30th Anniversary Journal: Interview with Master Ueshiro: "When you have to protect your life, you must use all your strength and skill. To use force and contact when you train would be very dangerous and foolish. It would cause injuries that would prevent your continuing to train. Training should prepare you to fight. ‘To fight is a very serious thing,’ my Master said, ‘Sometimes it is all right if you are hit once, if that will end the fight. Fighting should not be entered into lightly.’"

Essence of Okinawan Karate-do: Reference to Motobu Sensei: "Later in his life, Motobu put aside aggression and studied karate to seek its true spirit—conquest of self, and not others. The change in Motobu’s attitude is illuminating and inspiring. We can learn much in his switch from an aggressively violent man who had become famous through his mastery of fighting skills to a seeker who concentrated on the kata to find the true essence of karate-do."

Essence of Okinawan Karate-do: "That ancient Japanese arts such a kenjutsu and jujutsu were able to be transformed into modern sports like judo and kendo is based upon two important factors: victory or defeat is easily decided, and the danger of being injured can be avoided. A karate tournament, on the contrary, lacks these important sports essentials. Many contestants have been injured in karate tournaments because it is extremely difficult for contestants to stop their tsuki o keri before it reaches the opponent’s body, though the rules require that it should be stopped. The two contestants are not still, but in constantly violent movement, eager to attack each other and to evade the opponent’s attack. Therefore, it is not surprising that they often receive direct blows or kick to their bodies, even though they try to prevent injury. The fact is, danger is increasing at tournaments.

It would be illogical to conclude that since tournament-centered karate finally succeeded in achieving popularity in Japan, a tournament system should be adopted to popularize Okinawan karate-do."

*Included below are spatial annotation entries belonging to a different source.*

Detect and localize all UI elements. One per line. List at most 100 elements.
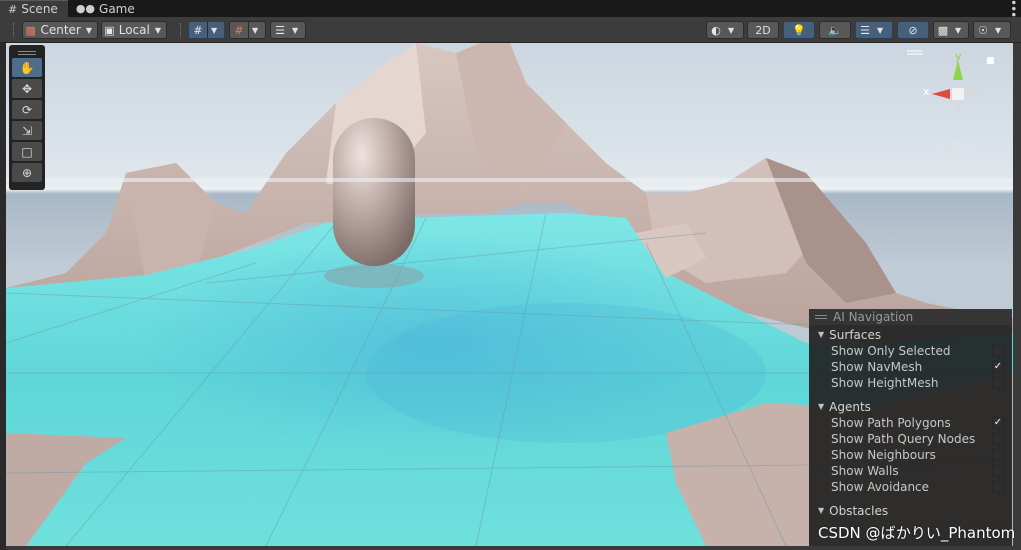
move-tool-button[interactable]: ✥ xyxy=(12,79,42,98)
section-agents[interactable]: ▼ Agents xyxy=(809,398,1012,415)
section-obstacles-label: Obstacles xyxy=(829,503,889,518)
pivot-rotation-dropdown[interactable]: ▣ Local ▼ xyxy=(101,21,167,39)
option-label: Show Path Query Nodes xyxy=(831,432,976,446)
rotate-tool-button[interactable]: ⟳ xyxy=(12,100,42,119)
transform-tool-button[interactable]: ⊕ xyxy=(12,163,42,182)
gamepad-icon: ●● xyxy=(75,2,96,15)
watermark: CSDN @ばかりい_Phantom xyxy=(818,524,1016,542)
show-navmesh-checkbox[interactable]: ✓ xyxy=(992,361,1004,373)
lighting-toggle[interactable]: 💡 xyxy=(783,21,815,39)
rotate-icon: ⟳ xyxy=(21,102,33,117)
pivot-rotation-label: Local xyxy=(118,23,150,37)
draw-mode-dropdown[interactable]: ◐ ▼ xyxy=(706,21,744,39)
scene-toolbar: ▩ Center ▼ ▣ Local ▼ # ▼ # ▼ ☰ ▼ ◐ ▼ 2D … xyxy=(0,17,1021,43)
rect-tool-button[interactable]: □ xyxy=(12,142,42,161)
option-show-walls: Show Walls xyxy=(809,463,1012,479)
section-surfaces[interactable]: ▼ Surfaces xyxy=(809,326,1012,343)
tab-scene[interactable]: # Scene xyxy=(0,0,68,17)
pivot-mode-dropdown[interactable]: ▩ Center ▼ xyxy=(22,21,98,39)
chevron-down-icon: ▼ xyxy=(211,25,218,35)
tools-overlay: ✋ ✥ ⟳ ⇲ □ ⊕ xyxy=(9,45,45,190)
camera-icon: ▩ xyxy=(937,23,949,37)
triangle-down-icon: ▼ xyxy=(818,402,825,411)
scene-visibility-toggle[interactable]: ⊘ xyxy=(897,21,929,39)
hand-tool-button[interactable]: ✋ xyxy=(12,58,42,77)
option-show-path-polygons: Show Path Polygons ✓ xyxy=(809,415,1012,431)
chevron-down-icon: ▼ xyxy=(877,25,884,35)
chevron-down-icon: ▼ xyxy=(995,25,1002,35)
section-agents-label: Agents xyxy=(829,399,871,414)
right-border xyxy=(1013,43,1021,550)
tab-scene-label: Scene xyxy=(21,2,58,16)
projection-label[interactable]: < Persp xyxy=(935,139,978,152)
chevron-down-icon: ▼ xyxy=(154,25,161,35)
option-show-path-query-nodes: Show Path Query Nodes xyxy=(809,431,1012,447)
audio-toggle[interactable]: 🔈 xyxy=(819,21,851,39)
option-show-avoidance: Show Avoidance xyxy=(809,479,1012,495)
view-2d-toggle[interactable]: 2D xyxy=(747,21,779,39)
rect-transform-icon: □ xyxy=(21,144,33,159)
lock-icon[interactable]: ■ xyxy=(986,56,995,66)
show-heightmesh-checkbox[interactable] xyxy=(992,377,1004,389)
hash-icon: # xyxy=(8,2,18,16)
camera-dropdown[interactable]: ▩ ▼ xyxy=(933,21,969,39)
toolbar-grip[interactable] xyxy=(13,23,15,37)
triangle-down-icon: ▼ xyxy=(818,506,825,515)
ai-navigation-title: AI Navigation xyxy=(833,310,914,324)
scale-tool-button[interactable]: ⇲ xyxy=(12,121,42,140)
view-2d-label: 2D xyxy=(755,23,771,37)
cube-icon: ▣ xyxy=(104,23,115,37)
effects-dropdown[interactable]: ☰ ▼ xyxy=(855,21,893,39)
align-tools-button[interactable]: ☰ ▼ xyxy=(270,21,306,39)
option-label: Show HeightMesh xyxy=(831,376,939,390)
chevron-down-icon: ▼ xyxy=(252,25,259,35)
speaker-muted-icon: 🔈 xyxy=(828,23,842,37)
hand-icon: ✋ xyxy=(19,60,35,75)
pivot-center-icon: ▩ xyxy=(25,23,36,37)
snap-grid-icon: # xyxy=(234,23,244,37)
show-only-selected-checkbox[interactable] xyxy=(992,345,1004,357)
gizmos-dropdown[interactable]: ☉ ▼ xyxy=(973,21,1011,39)
projection-text: Persp xyxy=(947,139,978,152)
toolbar-grip[interactable] xyxy=(180,23,182,37)
incremental-snap-toggle[interactable]: # ▼ xyxy=(229,21,266,39)
tools-overlay-handle[interactable] xyxy=(12,47,42,58)
chevron-down-icon: ▼ xyxy=(728,25,735,35)
shading-sphere-icon: ◐ xyxy=(711,23,721,37)
pivot-mode-label: Center xyxy=(40,23,81,37)
show-path-query-nodes-checkbox[interactable] xyxy=(992,433,1004,445)
gizmo-y-label: y xyxy=(955,50,962,63)
option-label: Show Walls xyxy=(831,464,899,478)
tab-game[interactable]: ●● Game xyxy=(68,0,145,17)
triangle-down-icon: ▼ xyxy=(818,330,825,339)
globe-icon: ☉ xyxy=(978,23,988,37)
kebab-menu-icon[interactable]: ••• xyxy=(1005,0,1021,18)
chevron-down-icon: ▼ xyxy=(85,25,92,35)
option-label: Show Neighbours xyxy=(831,448,936,462)
bottom-border xyxy=(6,546,1013,550)
scale-icon: ⇲ xyxy=(21,123,33,138)
chevron-down-icon: ▼ xyxy=(955,25,962,35)
align-icon: ☰ xyxy=(275,23,285,37)
move-arrows-icon: ✥ xyxy=(21,81,33,96)
checkmark-icon: ✓ xyxy=(993,361,1003,372)
show-path-polygons-checkbox[interactable]: ✓ xyxy=(992,417,1004,429)
ai-navigation-overlay: AI Navigation ▼ Surfaces Show Only Selec… xyxy=(809,309,1012,546)
show-avoidance-checkbox[interactable] xyxy=(992,481,1004,493)
grid-snap-toggle[interactable]: # ▼ xyxy=(188,21,225,39)
option-label: Show Avoidance xyxy=(831,480,930,494)
grid-axis-icon: # xyxy=(193,23,203,37)
option-show-heightmesh: Show HeightMesh xyxy=(809,375,1012,391)
transform-icon: ⊕ xyxy=(21,165,33,180)
chevron-left-icon: < xyxy=(935,139,948,152)
checkmark-icon: ✓ xyxy=(993,417,1003,428)
section-surfaces-label: Surfaces xyxy=(829,327,882,342)
option-label: Show Only Selected xyxy=(831,344,951,358)
show-neighbours-checkbox[interactable] xyxy=(992,449,1004,461)
ai-navigation-title-bar[interactable]: AI Navigation xyxy=(809,309,1012,325)
section-obstacles[interactable]: ▼ Obstacles xyxy=(809,502,1012,519)
chevron-down-icon: ▼ xyxy=(292,25,299,35)
drag-handle-icon xyxy=(815,315,827,319)
lightbulb-icon: 💡 xyxy=(792,23,806,37)
show-walls-checkbox[interactable] xyxy=(992,465,1004,477)
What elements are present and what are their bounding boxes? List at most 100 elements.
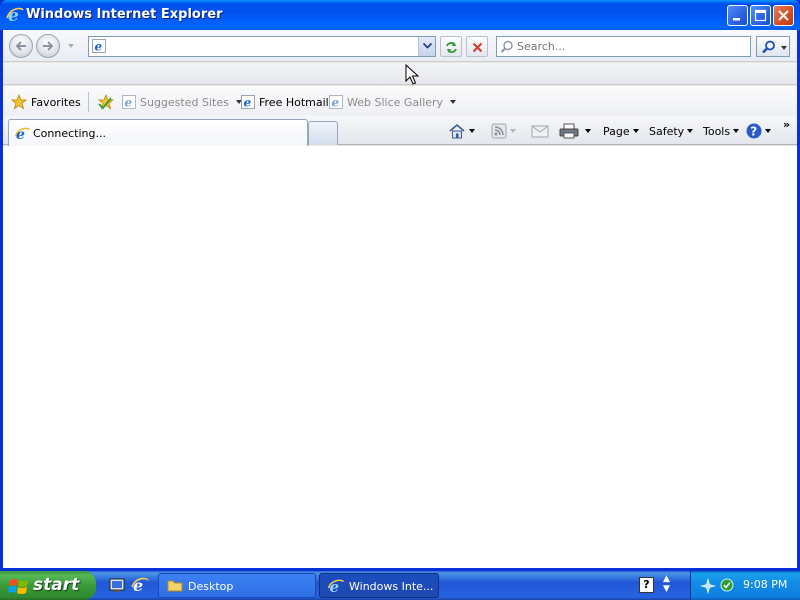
dropdown-arrow-icon[interactable] <box>585 129 591 133</box>
address-dropdown-button[interactable] <box>418 37 435 56</box>
svg-text:e: e <box>332 96 340 110</box>
favorites-label: Favorites <box>31 95 81 109</box>
tab-label: Connecting... <box>33 127 106 140</box>
title-bar[interactable]: e Windows Internet Explorer <box>0 0 800 30</box>
chevron-down-icon <box>423 43 432 49</box>
maximize-button[interactable] <box>750 5 771 26</box>
tools-menu-button[interactable]: Tools <box>703 123 740 139</box>
start-button[interactable]: start <box>0 571 96 600</box>
mouse-cursor-icon <box>405 64 419 85</box>
favorites-item-web-slice-gallery[interactable]: e Web Slice Gallery <box>329 94 457 110</box>
taskbar: start e Desktop e Windows Inte... ? ▲ ▼ 9… <box>0 571 800 600</box>
recent-pages-dropdown[interactable] <box>67 42 75 50</box>
favorites-item-label: Suggested Sites <box>140 95 229 109</box>
tab-connecting[interactable]: e Connecting... <box>8 119 308 146</box>
volume-icon[interactable] <box>719 577 735 593</box>
task-label: Desktop <box>188 580 234 593</box>
refresh-button[interactable] <box>440 36 462 57</box>
read-mail-button[interactable] <box>531 123 549 139</box>
page-menu-label: Page <box>603 124 630 138</box>
favorites-item-suggested-sites[interactable]: e Suggested Sites <box>122 94 242 110</box>
close-button[interactable] <box>773 5 794 26</box>
help-menu-button[interactable]: ? <box>746 123 771 139</box>
address-input[interactable] <box>109 39 409 54</box>
favorites-separator <box>88 92 89 112</box>
forward-button[interactable] <box>36 34 60 58</box>
address-bar[interactable]: e <box>88 36 436 57</box>
svg-text:e: e <box>244 96 252 110</box>
browser-frame: e Search... Favorites e Suggested Sites … <box>3 30 797 568</box>
network-icon[interactable] <box>700 578 716 594</box>
ie-logo-icon: e <box>15 127 30 141</box>
toolbar-overflow-chevron[interactable]: » <box>783 118 790 131</box>
new-tab-button[interactable] <box>308 121 338 145</box>
read-mail-icon <box>531 125 549 138</box>
forward-arrow-icon <box>43 41 54 51</box>
start-label: start <box>33 575 80 595</box>
empty-toolbar <box>3 63 797 85</box>
ie-window: e Windows Internet Explorer e Search... … <box>0 0 800 571</box>
dropdown-arrow-icon[interactable] <box>469 129 475 133</box>
folder-icon <box>167 580 183 592</box>
maximize-icon <box>754 9 767 22</box>
home-icon <box>449 123 465 139</box>
magnifier-icon <box>500 40 513 53</box>
tray-expand-arrows[interactable]: ▲ ▼ <box>663 574 670 594</box>
ie-page-icon: e <box>122 95 136 109</box>
window-title: Windows Internet Explorer <box>26 7 223 22</box>
minimize-icon <box>733 18 740 21</box>
minimize-button[interactable] <box>727 5 748 26</box>
dropdown-arrow-icon <box>733 129 740 133</box>
ie-logo-icon: e <box>6 6 24 24</box>
star-icon <box>11 94 27 110</box>
svg-text:e: e <box>125 96 133 110</box>
tab-bar: e Connecting... Page Safety Tools ? » <box>3 116 797 146</box>
tools-menu-label: Tools <box>703 124 731 138</box>
refresh-icon <box>446 42 457 53</box>
task-label: Windows Inte... <box>349 580 434 593</box>
task-desktop[interactable]: Desktop <box>158 573 316 598</box>
print-button[interactable] <box>559 123 591 139</box>
help-icon: ? <box>746 123 762 139</box>
windows-flag-icon <box>8 579 28 594</box>
search-box[interactable] <box>496 36 751 57</box>
safety-menu-button[interactable]: Safety <box>649 123 694 139</box>
search-button[interactable] <box>756 36 790 57</box>
help-tray-icon[interactable]: ? <box>639 577 654 593</box>
printer-icon <box>559 123 579 139</box>
favorites-button[interactable]: Favorites <box>11 94 81 110</box>
ie-page-icon: e <box>329 95 343 109</box>
ie-quicklaunch-icon[interactable]: e <box>131 576 149 594</box>
stop-button[interactable] <box>466 36 488 57</box>
page-icon: e <box>92 39 106 53</box>
dropdown-arrow-icon <box>450 100 457 104</box>
svg-text:?: ? <box>750 125 757 139</box>
task-internet-explorer[interactable]: e Windows Inte... <box>319 573 439 598</box>
favorites-bar: Favorites e Suggested Sites e Free Hotma… <box>3 86 797 116</box>
ie-page-icon: e <box>241 95 255 109</box>
ie-logo-icon: e <box>328 578 344 594</box>
favorites-item-free-hotmail[interactable]: e Free Hotmail <box>241 94 329 110</box>
back-arrow-icon <box>15 41 26 51</box>
safety-menu-label: Safety <box>649 124 685 138</box>
clock[interactable]: 9:08 PM <box>743 578 787 591</box>
page-content-area[interactable] <box>3 146 797 568</box>
favorites-item-label: Free Hotmail <box>259 95 329 109</box>
page-menu-button[interactable]: Page <box>603 123 639 139</box>
favorites-item-label: Web Slice Gallery <box>347 95 444 109</box>
rss-feed-icon <box>491 123 507 139</box>
feeds-button[interactable] <box>491 123 516 139</box>
home-button[interactable] <box>448 123 475 139</box>
magnifier-icon <box>762 40 775 54</box>
dropdown-arrow-icon <box>632 129 639 133</box>
search-options-dropdown[interactable] <box>781 46 787 50</box>
navigation-bar: e <box>3 30 797 62</box>
dropdown-arrow-icon[interactable] <box>510 129 516 133</box>
svg-text:e: e <box>95 40 103 54</box>
add-to-favorites-bar-button[interactable] <box>97 94 115 110</box>
back-button[interactable] <box>9 34 33 58</box>
search-input[interactable] <box>517 39 745 54</box>
dropdown-arrow-icon <box>765 129 771 133</box>
show-desktop-icon[interactable] <box>108 576 126 594</box>
system-tray: 9:08 PM <box>690 571 800 600</box>
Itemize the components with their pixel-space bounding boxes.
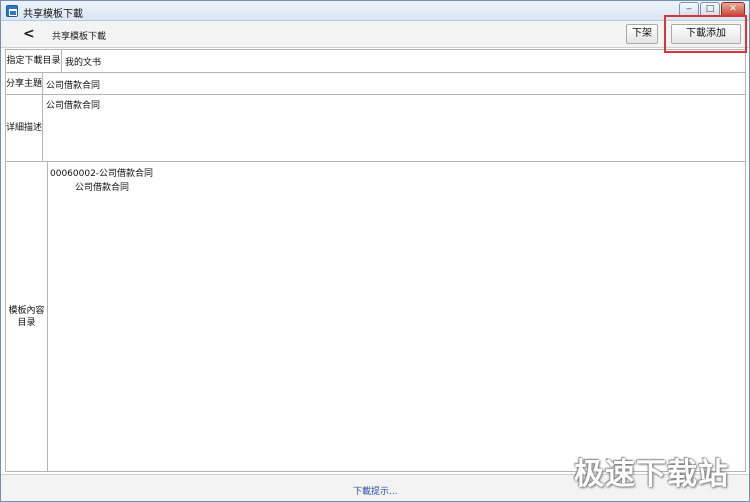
description-textarea[interactable]: 公司借款合同 [44,95,745,161]
share-topic-field[interactable]: 公司借款合同 [44,73,745,94]
page-title: 共享模板下載 [52,32,107,42]
form-grid: 指定下載目录 我的文书 分享主題 公司借款合同 详細描述 公司借款合同 模板內容… [5,49,746,472]
app-icon [6,5,18,17]
share-topic-row: 分享主題 公司借款合同 [6,73,745,95]
description-row: 详細描述 公司借款合同 [6,95,745,162]
download-dir-field[interactable]: 我的文书 [63,50,745,72]
share-topic-label: 分享主題 [6,73,43,94]
unlist-button[interactable]: 下架 [626,24,658,44]
download-hint-link[interactable]: 下載提示... [353,484,398,497]
content-tree[interactable]: 00060002-公司借款合同 公司借款合同 [49,162,745,471]
site-watermark: 极速下载站 [574,457,729,492]
description-label: 详細描述 [6,95,43,161]
content-label: 模板內容目录 [6,162,48,471]
tree-item-child[interactable]: 公司借款合同 [75,180,129,193]
download-dir-row: 指定下載目录 我的文书 [6,50,745,73]
back-button[interactable]: < [23,26,39,42]
tree-item-root[interactable]: 00060002-公司借款合同 [50,166,153,179]
title-bar: 共享模板下載 ‒ □ ✕ [1,1,749,21]
content-row: 模板內容目录 00060002-公司借款合同 公司借款合同 [6,162,745,471]
download-dir-label: 指定下載目录 [6,50,62,72]
highlight-annotation [664,15,747,53]
toolbar: < 共享模板下載 下架 下載添加 [1,21,749,48]
app-window: 共享模板下載 ‒ □ ✕ < 共享模板下載 下架 下載添加 指定下載目录 我的文… [0,0,750,502]
window-title: 共享模板下載 [23,9,83,20]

In view of the above information one must ask why is it that we engage in jyu-kumite from time to time? I think that the answer also lies in the Q & A Book: What is the most difficult task in teaching karate?

ANSWER: To instill a belief in the moral aspects of karate. To also discover WHAT EACH INDIVIDUAL’S PERSONAL NEEDS ARE and then develop each person to their highest physical, mental and spiritual potential.

I think that sometimes to accomplish this it is necessary to give a student that which he THINKS he needs as well as what he really needs.  Sometimes a student believes he needs to practice jyu kumite. His teacher can only hope that someday that student will have an epiphany, a satori, an enlightenment. That he will develop to the point where he voluntarily gives up his "need" for jyu kumite and follows in the steps of the Shinden: renouncing "excitement", ego, and competition.

In the mean time observers of jyu kumite can use the time wisely to see the innumerable pitfalls of free style and to recommit themselves to opposing it. For example: The fight begins from far away. (NOT SHORINRYU) There is almost always a preponderance of kicking. (NOT SHORIN RYU) There is a winner and a loser (NOT SHORIN RYU) unless an individual bout gets called for lack of time remaining.(NOT SHORIN RYU) Someone always gets hurt.(NOT SHORIN RYU) Can you think of more?